Mormon church excommunicates top leader; first such ouster in nearly 3 decades...
For the first time in nearly 30 years, the Mormon church has excommunicated one of its top leaders.
On Tuesday morning, James J. Hamula was released from his position in the First Quorum of the Seventy of The Church of Jesus Christ of Latter-day Saints after disciplinary action.
LDS Church spokesman Eric Hawkins provided no details about the removal. But the church did confirm Hamula was no longer a member of the church and that his ouster was not for apostasy or disillusionment.
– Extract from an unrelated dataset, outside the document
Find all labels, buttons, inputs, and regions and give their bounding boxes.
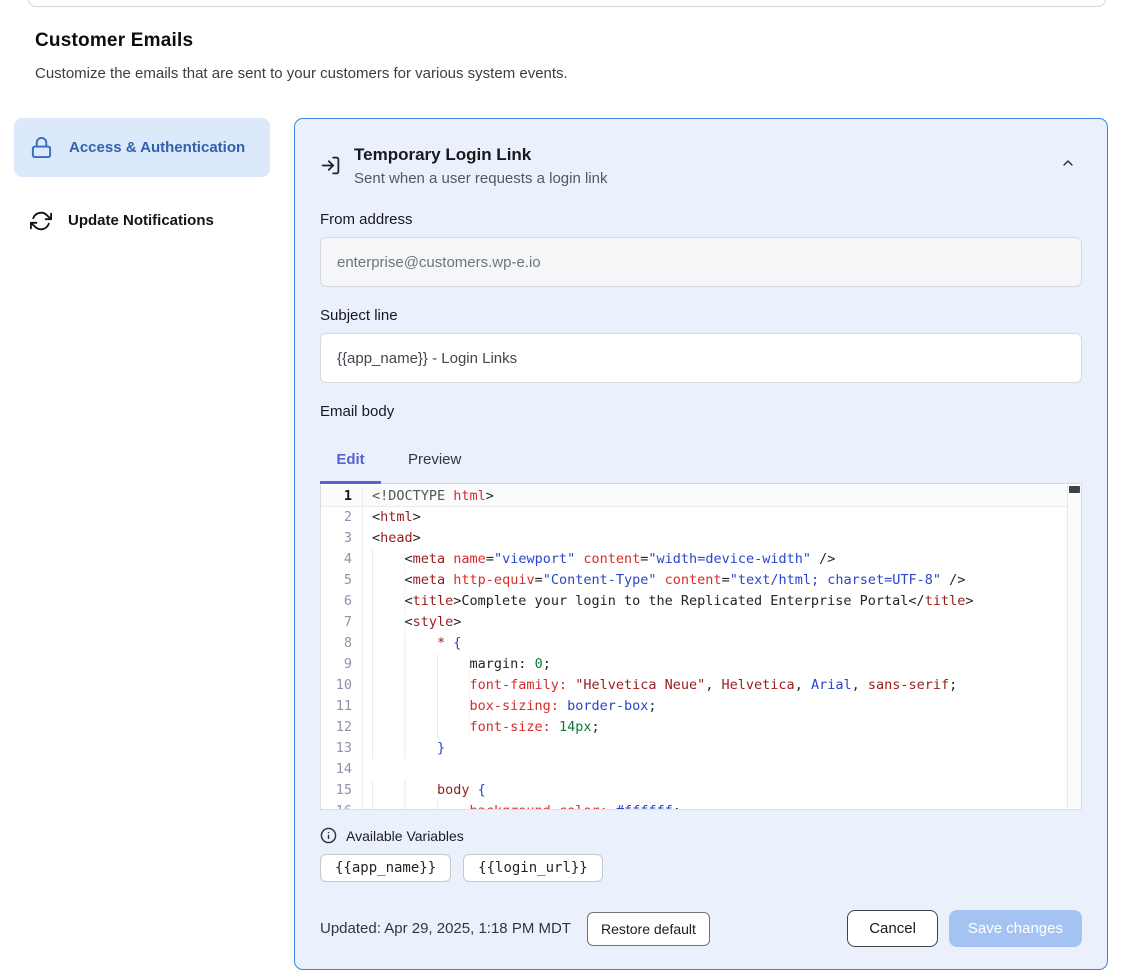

In cases involving members of Mormonism’s presiding quorums — rare as they are — the faith’s governing First Presidency and Quorum of the Twelve Apostles form a disciplinary council to consider such actions.
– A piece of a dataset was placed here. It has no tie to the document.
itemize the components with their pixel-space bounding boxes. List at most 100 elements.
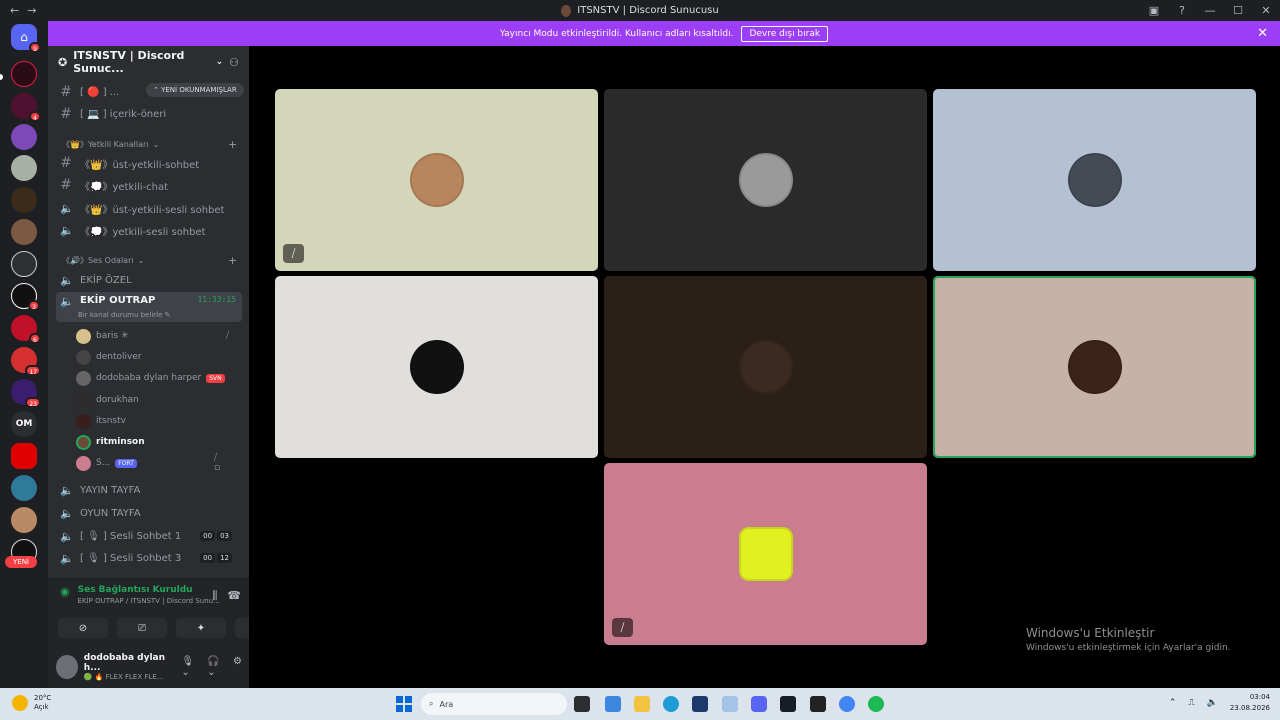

Hamula, 59, who could not be reached Tuesday for comment, was born in Long Beach, Calif., and served in many positions with the Utah-based church — including as a full-time missionary in the Germany Munich Mission, bishop, stake president (overseeing a number of LDS congregations), mission president and Area Seventy.
He became one of the church’s general authorities in April 2008. These full-time leaders — from the faith’s prophet at the top to its apostles and dozen of members of the First and Second Quorums of the Seventy and Presiding Bishopric — leave behind their careers and work only for the church. They receive a living allowance that the church says is the same across the board.
From 2009 to 2014, Hamula was a member of the Pacific Area Presidency, headquartered in Auckland, New Zealand, according to his LDS biography. Upon his return to church headquarters in Salt Lake City, Hamula served as assistant executive director of the Church History Department from 2014 to 2016. Before his removal, he was serving as executive director of the Correlation Department.
According to a biography on the LDS Church’s website, Hamula earned a bachelor’s degree in 1981 in political science and philosophy from church-owned Brigham Young University in Provo, where he graduated magna cum laude. Four years later, he received a master’s in political philosophy and a law degree from BYU.
He worked as an attorney until his assignment to full-time church service, the bio states.